Simon Denault a prévenu le directeur de l'évaluation foncière de l'agglomération, Michel Vallée. Selon M. Denault, «il est tombé de sa chaise». Le porte-parole de Longueuil, François Laramée, a confirmé à La Presse que «l'erreur date de 2001» et qu'un «processus de correction est en cours et sera signifié à la Ville de Saint-Lambert».

«L'erreur s'est produite quand il y a eu rénovation cadastrale, dit M. Laramée. Les données avaient été fournies par les évaluateurs de la Ville de Saint-Lambert.»

La valeur au rôle du terrain était de 2,4 millions pour 30,19 ha. Pour 45,82 ha, la valeur grimpe à 3,7 millions, soit 1,3 million de plus. Saint-Lambert et l'agglomération ont eu, selon nos calculs, un manque à gagner annuel de 43 262$, soit d'environ 130 000$ en trois ans. Si l'erreur n'avait pas été découverte, la perte aurait été d'un million en 2050, date de la fin du bail.

«Comment se fait-il que la Ville de Saint-Lambert, qui travaillait dans le dossier de négociation depuis plus d'un an, ne se soit pas aperçue qu'il manquait plus du tiers de la superficie du terrain dans le calcul de l'impôt foncier?» demande M. Champagne.

La Presse a voulu poser la question à Mme Lortie, par ailleurs membre du CCM, et l'a appelée plusieurs fois depuis jeudi matin. Elle n'a pas rappelé, pas plus que la conseillère en communications, Catherine Langevin.
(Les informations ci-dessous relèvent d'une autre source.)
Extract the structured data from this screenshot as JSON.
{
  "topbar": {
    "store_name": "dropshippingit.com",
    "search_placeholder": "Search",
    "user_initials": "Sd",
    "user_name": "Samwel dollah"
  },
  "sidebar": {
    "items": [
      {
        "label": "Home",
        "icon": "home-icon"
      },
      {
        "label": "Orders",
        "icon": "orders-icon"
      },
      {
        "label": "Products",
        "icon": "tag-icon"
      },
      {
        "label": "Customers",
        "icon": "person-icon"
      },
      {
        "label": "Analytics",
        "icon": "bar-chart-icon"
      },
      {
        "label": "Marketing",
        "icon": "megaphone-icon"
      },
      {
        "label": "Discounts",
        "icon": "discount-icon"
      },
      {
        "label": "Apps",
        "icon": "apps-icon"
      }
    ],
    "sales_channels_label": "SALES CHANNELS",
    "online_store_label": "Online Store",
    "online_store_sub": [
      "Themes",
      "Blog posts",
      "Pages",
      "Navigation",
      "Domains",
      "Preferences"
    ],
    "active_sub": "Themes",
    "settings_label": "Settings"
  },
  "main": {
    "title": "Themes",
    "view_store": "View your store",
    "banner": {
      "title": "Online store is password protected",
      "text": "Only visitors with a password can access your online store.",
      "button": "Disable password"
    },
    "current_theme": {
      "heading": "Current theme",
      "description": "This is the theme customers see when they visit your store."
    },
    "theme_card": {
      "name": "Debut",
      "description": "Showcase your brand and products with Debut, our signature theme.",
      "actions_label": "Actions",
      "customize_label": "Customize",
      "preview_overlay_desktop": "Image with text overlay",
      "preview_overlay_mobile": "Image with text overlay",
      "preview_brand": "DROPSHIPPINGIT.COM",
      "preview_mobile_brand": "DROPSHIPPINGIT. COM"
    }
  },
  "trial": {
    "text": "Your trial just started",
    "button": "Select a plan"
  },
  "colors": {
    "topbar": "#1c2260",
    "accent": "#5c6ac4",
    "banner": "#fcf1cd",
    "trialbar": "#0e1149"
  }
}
Le maire Finn, aussi membre du CCM et spécialiste en fiscalité, n'a pas souhaité répondre à nos questions. Le dossier du CCM est actuellement l'objet d'une enquête à Québec.

Un bail généreux

Rappelons que, l'automne dernier, Saint-Lambert a signé avec le CCM un bail de 42 ans que des citoyens considèrent comme peu bénéfique financièrement aux contribuables et «très généreux» pour le club, qui connaît des difficultés financières.

La Presse avait aussi révélé en octobre que l'impôt foncier du CCM était calculé selon le taux résidentiel et au lieu du taux commercial comme c'est le cas des autres golfs privés de l'agglomération. Du coup, Longueuil a réajusté la facture en novembre et fait passer l'impôt foncier de 82 000$ à 205 000$. Mais Saint-Lambert n'a pas encore appliqué ce taux.

Avec l'ajustement à la bonne superficie, l'impôt foncier du Country Club de Montréal passera de 205 000$ à 250 000$ par année quand la Ville corrigera l'erreur.

«Ce n'est pas une bonne nouvelle, a réagi le président du CCM, Jacques A. Nadeau. On n'était pas au courant qu'on ne payait pas pour la bonne superficie. La Ville, elle, devait le savoir? Si c'est la bonne superficie, on ne contestera pas.»

Toutefois, Jacques A. Nadeau dit que le Country Club de Montréal veut contester le fait que l'impôt foncier est maintenant calculé au taux commercial. «Nos avocats travaillent là-dessus», a-t-il dit.